The findings in this study must be interpreted with caution because the present study is not longitudinal and therefore may also reflect secular changes in bone status, as has been reported internationally [8, 11, 2325]. In our study, pubertal staging using the method of Tanner was not performed. The unknown pubertal status of the subjects is a limitation of this study. A second limitation of this study is the cross-sectional design. Longitudinal data of individuals give more accurate reference data. The third limitation of the existing research was that no measurements were taken of other components of bone health, such as diet (particularly, calcium, vitamin D, and protein intake), birth weight, and weight and physical activity levels, which may contribute to bone accretion [49]. Accordingly, the third to 25th percentile curves obtained in this study could be used as cut-off points, below which the BUA level can be considered inadequate. Liu et al. [49] showed that subjects who presented BUA values in the lowest two quartiles in the sample distribution at admission were at increased risk of being considered nutritionally-at-risk. Additionally, Liu et al. [49] reported that the QUS values of Chinese males and females peaked after 20 years, and the values of youths less than 20 years of age can reach more than 90 % of the peak value.

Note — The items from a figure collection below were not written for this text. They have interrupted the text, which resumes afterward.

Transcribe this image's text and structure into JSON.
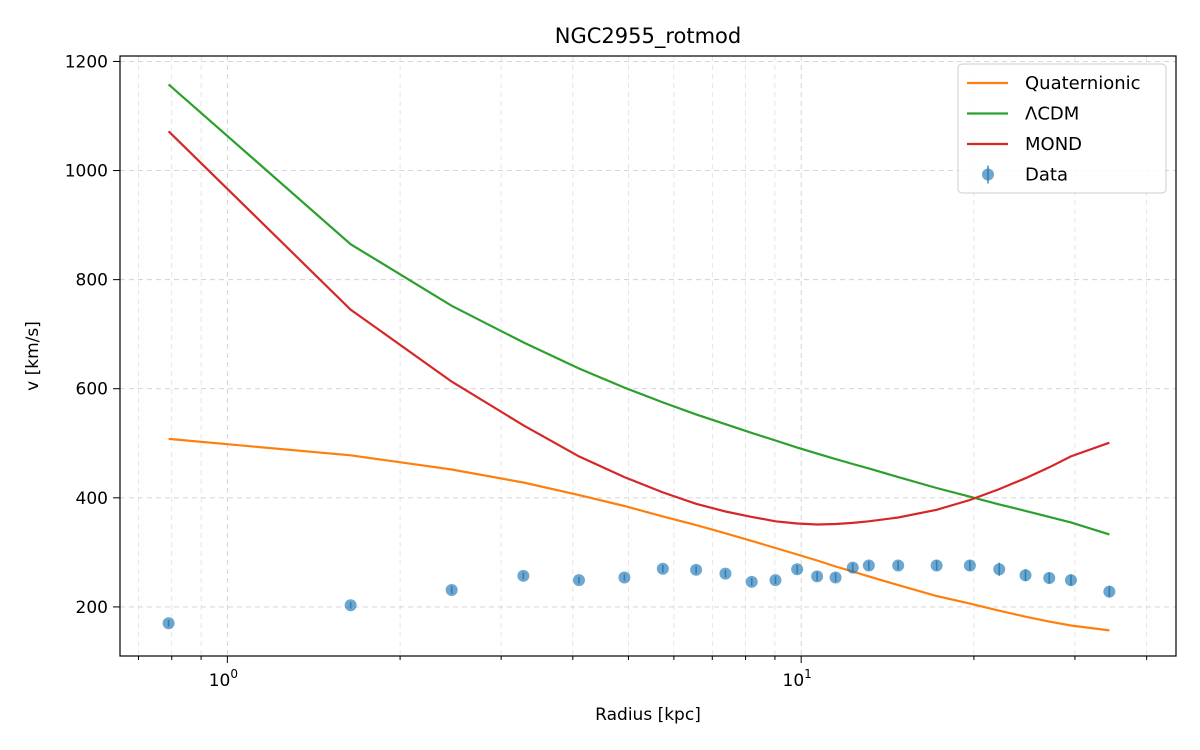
{
  "chart_data": {
    "type": "line",
    "title": "NGC2955_rotmod",
    "xlabel": "Radius [kpc]",
    "ylabel": "v [km/s]",
    "xscale": "log",
    "xlim": [
      0.65,
      45
    ],
    "ylim": [
      110,
      1210
    ],
    "xticks_major": [
      {
        "value": 1,
        "base": "10",
        "exp": "0"
      },
      {
        "value": 10,
        "base": "10",
        "exp": "1"
      }
    ],
    "yticks": [
      200,
      400,
      600,
      800,
      1000,
      1200
    ],
    "grid": true,
    "legend_position": "top-right",
    "colors": {
      "quaternionic": "#ff7f0e",
      "lcdm": "#2ca02c",
      "mond": "#d62728",
      "data": "#1f77b4"
    },
    "series": [
      {
        "name": "Quaternionic",
        "x": [
          0.79,
          1.64,
          2.46,
          3.28,
          4.1,
          4.92,
          5.74,
          6.56,
          7.38,
          8.2,
          9.02,
          9.84,
          10.66,
          11.48,
          12.3,
          13.12,
          14.76,
          17.22,
          19.68,
          22.14,
          24.6,
          27.06,
          29.52,
          34.44
        ],
        "y": [
          508,
          478,
          452,
          428,
          405,
          385,
          366,
          350,
          335,
          321,
          308,
          296,
          285,
          274,
          265,
          256,
          240,
          220,
          206,
          193,
          182,
          173,
          166,
          157
        ]
      },
      {
        "name": "ΛCDM",
        "x": [
          0.79,
          1.64,
          2.46,
          3.28,
          4.1,
          4.92,
          5.74,
          6.56,
          7.38,
          8.2,
          9.02,
          9.84,
          10.66,
          11.48,
          12.3,
          13.12,
          14.76,
          17.22,
          19.68,
          22.14,
          24.6,
          27.06,
          29.52,
          34.44
        ],
        "y": [
          1158,
          865,
          752,
          685,
          637,
          602,
          575,
          553,
          535,
          519,
          505,
          492,
          481,
          471,
          462,
          454,
          438,
          418,
          402,
          388,
          376,
          365,
          355,
          333
        ]
      },
      {
        "name": "MOND",
        "x": [
          0.79,
          1.64,
          2.46,
          3.28,
          4.1,
          4.92,
          5.74,
          6.56,
          7.38,
          8.2,
          9.02,
          9.84,
          10.66,
          11.48,
          12.3,
          13.12,
          14.76,
          17.22,
          19.68,
          22.14,
          24.6,
          27.06,
          29.52,
          34.44
        ],
        "y": [
          1072,
          745,
          613,
          533,
          476,
          438,
          410,
          389,
          375,
          365,
          357,
          353,
          351,
          352,
          354,
          357,
          364,
          378,
          396,
          416,
          436,
          456,
          476,
          501
        ]
      },
      {
        "name": "Data",
        "kind": "errorbar",
        "x": [
          0.79,
          1.64,
          2.46,
          3.28,
          4.1,
          4.92,
          5.74,
          6.56,
          7.38,
          8.2,
          9.02,
          9.84,
          10.66,
          11.48,
          12.3,
          13.12,
          14.76,
          17.22,
          19.68,
          22.14,
          24.6,
          27.06,
          29.52,
          34.44
        ],
        "y": [
          170,
          203,
          231,
          257,
          249,
          254,
          270,
          268,
          261,
          246,
          249,
          269,
          256,
          254,
          272,
          276,
          276,
          276,
          276,
          269,
          258,
          253,
          249,
          228
        ],
        "err": [
          6,
          6,
          7,
          6,
          6,
          6,
          7,
          7,
          7,
          7,
          7,
          8,
          8,
          8,
          8,
          8,
          8,
          9,
          9,
          12,
          11,
          10,
          10,
          10
        ]
      }
    ]
  }
}
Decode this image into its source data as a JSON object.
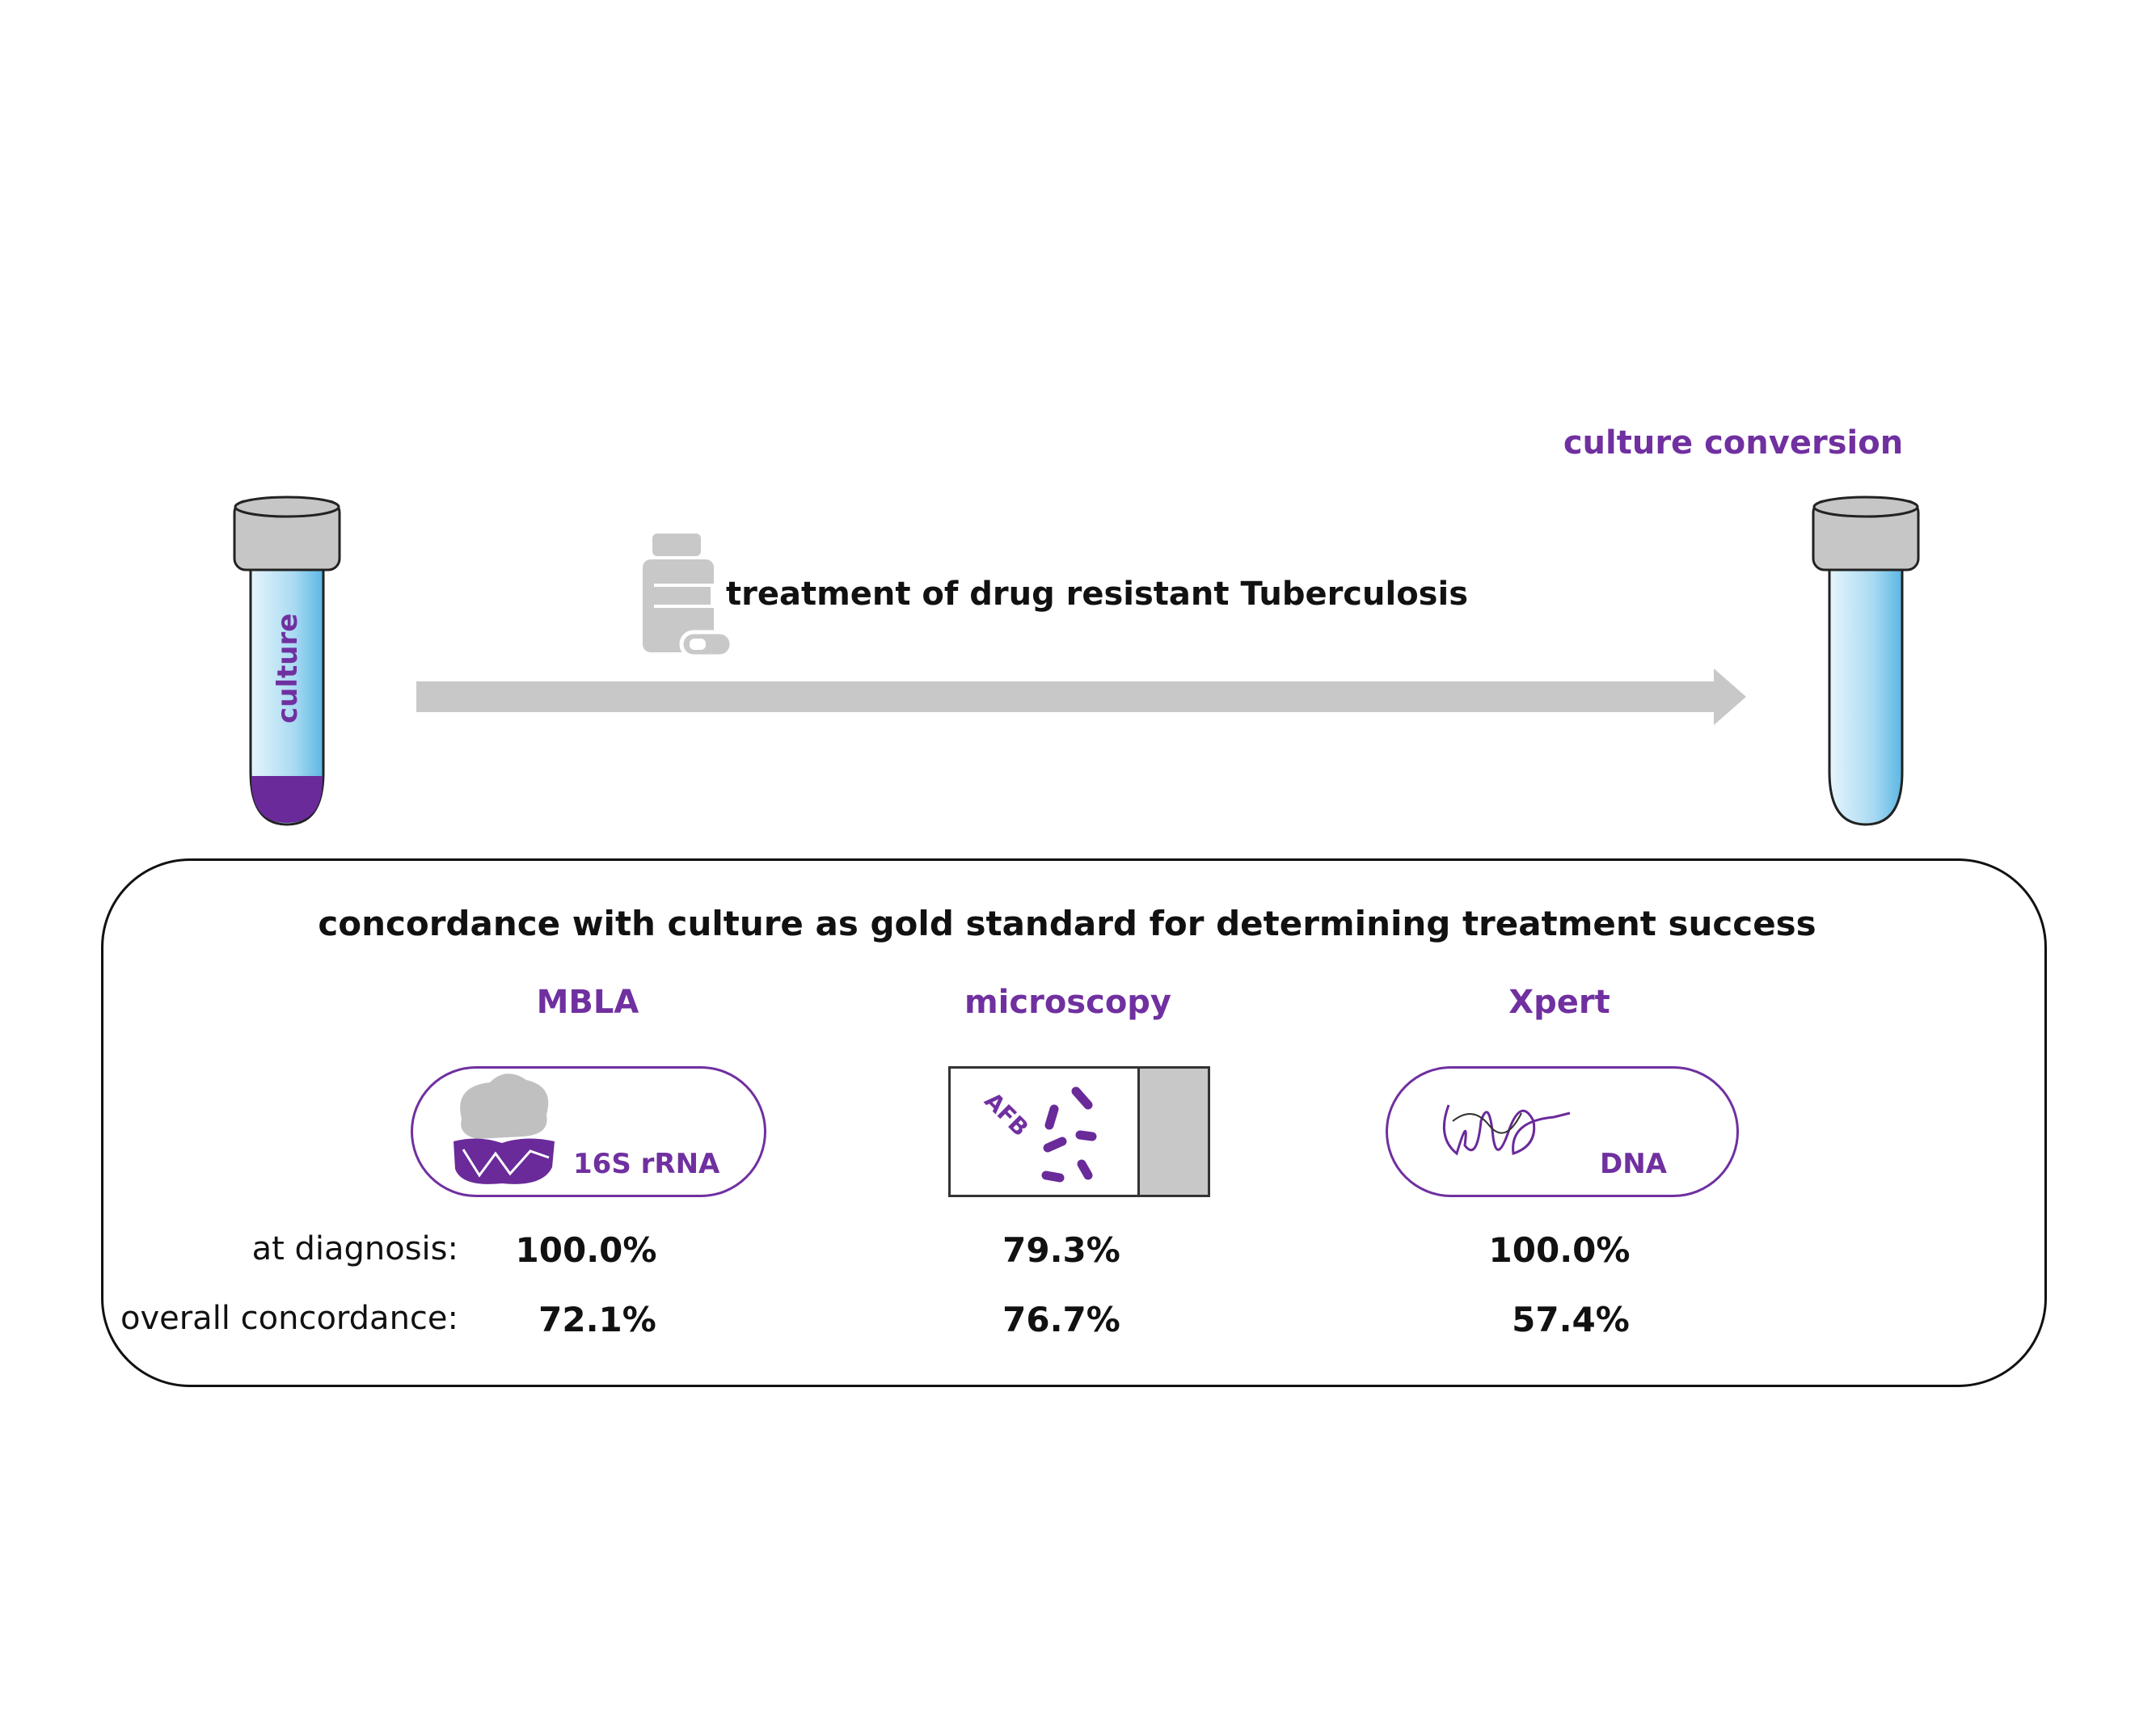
{
  "header": {
    "endpoint_label": "culture conversion",
    "treatment_label": "treatment of drug resistant Tuberculosis",
    "tube_label": "culture"
  },
  "panel": {
    "title": "concordance with culture as gold standard for determining treatment success",
    "row_labels": [
      "at diagnosis:",
      "overall concordance:"
    ],
    "methods": [
      {
        "name": "MBLA",
        "target": "16S rRNA",
        "at_diagnosis": "100.0%",
        "overall": "72.1%"
      },
      {
        "name": "microscopy",
        "target": "AFB",
        "at_diagnosis": "79.3%",
        "overall": "76.7%"
      },
      {
        "name": "Xpert",
        "target": "DNA",
        "at_diagnosis": "100.0%",
        "overall": "57.4%"
      }
    ]
  },
  "colors": {
    "accent": "#7030a0",
    "arrow": "#c8c8c8",
    "tube": "#a9daf2",
    "cap": "#c6c6c6"
  }
}
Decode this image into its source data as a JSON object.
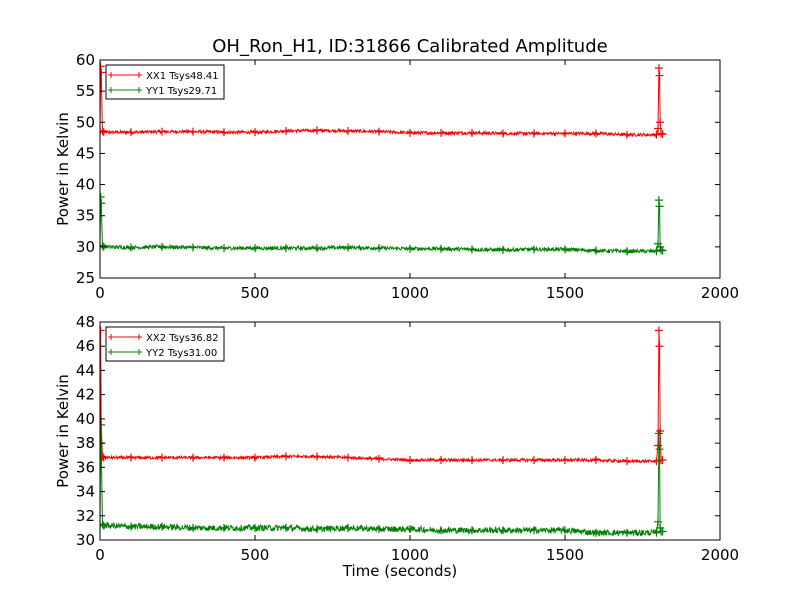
{
  "title": "OH_Ron_H1, ID:31866 Calibrated Amplitude",
  "chart_data": [
    {
      "type": "line",
      "xlabel": "",
      "ylabel": "Power in Kelvin",
      "xlim": [
        0,
        2000
      ],
      "ylim": [
        25,
        60
      ],
      "xticks": [
        "0",
        "500",
        "1000",
        "1500",
        "2000"
      ],
      "yticks": [
        "25",
        "30",
        "35",
        "40",
        "45",
        "50",
        "55",
        "60"
      ],
      "grid": false,
      "legend_position": "top-left",
      "series": [
        {
          "name": "XX1 Tsys48.41",
          "color": "#ff0000",
          "marker": "+",
          "noise": 0.25,
          "x": [
            0,
            2,
            4,
            8,
            12,
            100,
            200,
            300,
            400,
            500,
            600,
            700,
            800,
            900,
            1000,
            1100,
            1200,
            1300,
            1400,
            1500,
            1600,
            1700,
            1795,
            1800,
            1803,
            1805,
            1807,
            1810,
            1815
          ],
          "y": [
            48.5,
            59.0,
            58.0,
            48.6,
            48.4,
            48.4,
            48.5,
            48.5,
            48.4,
            48.4,
            48.6,
            48.7,
            48.6,
            48.5,
            48.3,
            48.3,
            48.3,
            48.2,
            48.2,
            48.2,
            48.2,
            48.0,
            48.0,
            49.0,
            58.7,
            57.5,
            50.0,
            48.2,
            48.1
          ]
        },
        {
          "name": "YY1 Tsys29.71",
          "color": "#008000",
          "marker": "+",
          "noise": 0.3,
          "x": [
            0,
            2,
            4,
            8,
            12,
            100,
            200,
            300,
            400,
            500,
            600,
            700,
            800,
            900,
            1000,
            1100,
            1200,
            1300,
            1400,
            1500,
            1600,
            1700,
            1795,
            1800,
            1803,
            1805,
            1807,
            1810,
            1815
          ],
          "y": [
            30.0,
            38.0,
            37.0,
            30.2,
            30.0,
            29.9,
            30.0,
            29.9,
            29.8,
            29.8,
            29.8,
            29.8,
            29.9,
            29.8,
            29.7,
            29.7,
            29.6,
            29.5,
            29.6,
            29.6,
            29.4,
            29.3,
            29.3,
            30.5,
            37.5,
            36.5,
            30.0,
            29.5,
            29.4
          ]
        }
      ]
    },
    {
      "type": "line",
      "xlabel": "Time (seconds)",
      "ylabel": "Power in Kelvin",
      "xlim": [
        0,
        2000
      ],
      "ylim": [
        30,
        48
      ],
      "xticks": [
        "0",
        "500",
        "1000",
        "1500",
        "2000"
      ],
      "yticks": [
        "30",
        "32",
        "34",
        "36",
        "38",
        "40",
        "42",
        "44",
        "46",
        "48"
      ],
      "grid": false,
      "legend_position": "top-left",
      "series": [
        {
          "name": "XX2 Tsys36.82",
          "color": "#ff0000",
          "marker": "+",
          "noise": 0.12,
          "x": [
            0,
            2,
            4,
            8,
            12,
            100,
            200,
            300,
            400,
            500,
            600,
            700,
            800,
            900,
            1000,
            1100,
            1200,
            1300,
            1400,
            1500,
            1600,
            1700,
            1795,
            1800,
            1803,
            1805,
            1807,
            1810,
            1815
          ],
          "y": [
            36.8,
            47.3,
            39.5,
            36.9,
            36.8,
            36.8,
            36.8,
            36.8,
            36.8,
            36.8,
            36.9,
            36.9,
            36.8,
            36.7,
            36.6,
            36.6,
            36.6,
            36.6,
            36.6,
            36.6,
            36.6,
            36.5,
            36.5,
            37.8,
            47.3,
            46.0,
            39.0,
            36.6,
            36.6
          ]
        },
        {
          "name": "YY2 Tsys31.00",
          "color": "#008000",
          "marker": "+",
          "noise": 0.25,
          "x": [
            0,
            2,
            4,
            8,
            12,
            100,
            200,
            300,
            400,
            500,
            600,
            700,
            800,
            900,
            1000,
            1100,
            1200,
            1300,
            1400,
            1500,
            1600,
            1700,
            1795,
            1800,
            1803,
            1805,
            1807,
            1810,
            1815
          ],
          "y": [
            31.2,
            39.5,
            38.0,
            31.3,
            31.2,
            31.1,
            31.1,
            31.0,
            31.0,
            31.0,
            31.0,
            30.9,
            31.0,
            30.9,
            30.9,
            30.8,
            30.8,
            30.8,
            30.8,
            30.8,
            30.6,
            30.6,
            30.6,
            31.5,
            38.8,
            37.5,
            31.0,
            30.7,
            30.7
          ]
        }
      ]
    }
  ]
}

The correct interpretation of calcaneal BUA data requires comparing the score obtained in a particular person with normative values for the general population of the same sex and age. Therefore, additional work is needed to more fully characterize BUA values within the Colombian population and to identify population-specific cut-off points for health/adequate bone status and other components of bone metabolism. These values may ideally be combined with evaluations of markers or the nutritional status, which is vital to the success of bone health. Several studies have highlighted the importance of considering more than one bone metabolic marker, i.e., at least one bone formation and resorption marker each to assess reduced bone turnover or decreased skeletal development. Despite these limitations, the present study presents BUA data measured at the Achilles tendon for healthy Colombian children and adolescents, which could serve as reference values for evaluating the bone status of young people.

In summary, the QUS tool may be used to measure bone status, or more correctly, to stratify patients according to their risk of fracture. The pediatric CUBA is a relatively low cost and portable system with a scan time of less than 3 min. None of the studies included in this assessment reported any adverse events associated with the use of QUS. However, the results may vary according to the QUS parameters and type of device used and the skeletal site tested. Jaworski et al. [29] found that calcaneal BUA values discriminated healthy children from those known to have osteoporosis (mean total body BMD [SD] score −3.3 [0.9]).

In conclusion, this is the first paper to provide sex- and age-specific reference values of BUA in Colombian children and adolescents aged 9–17.9 years, based on a large and apparently healthy cross-sectional study. These reference values provide a foundation for the evaluation of bone growth and metabolism in children and adolescents and for monitoring bone mineral status.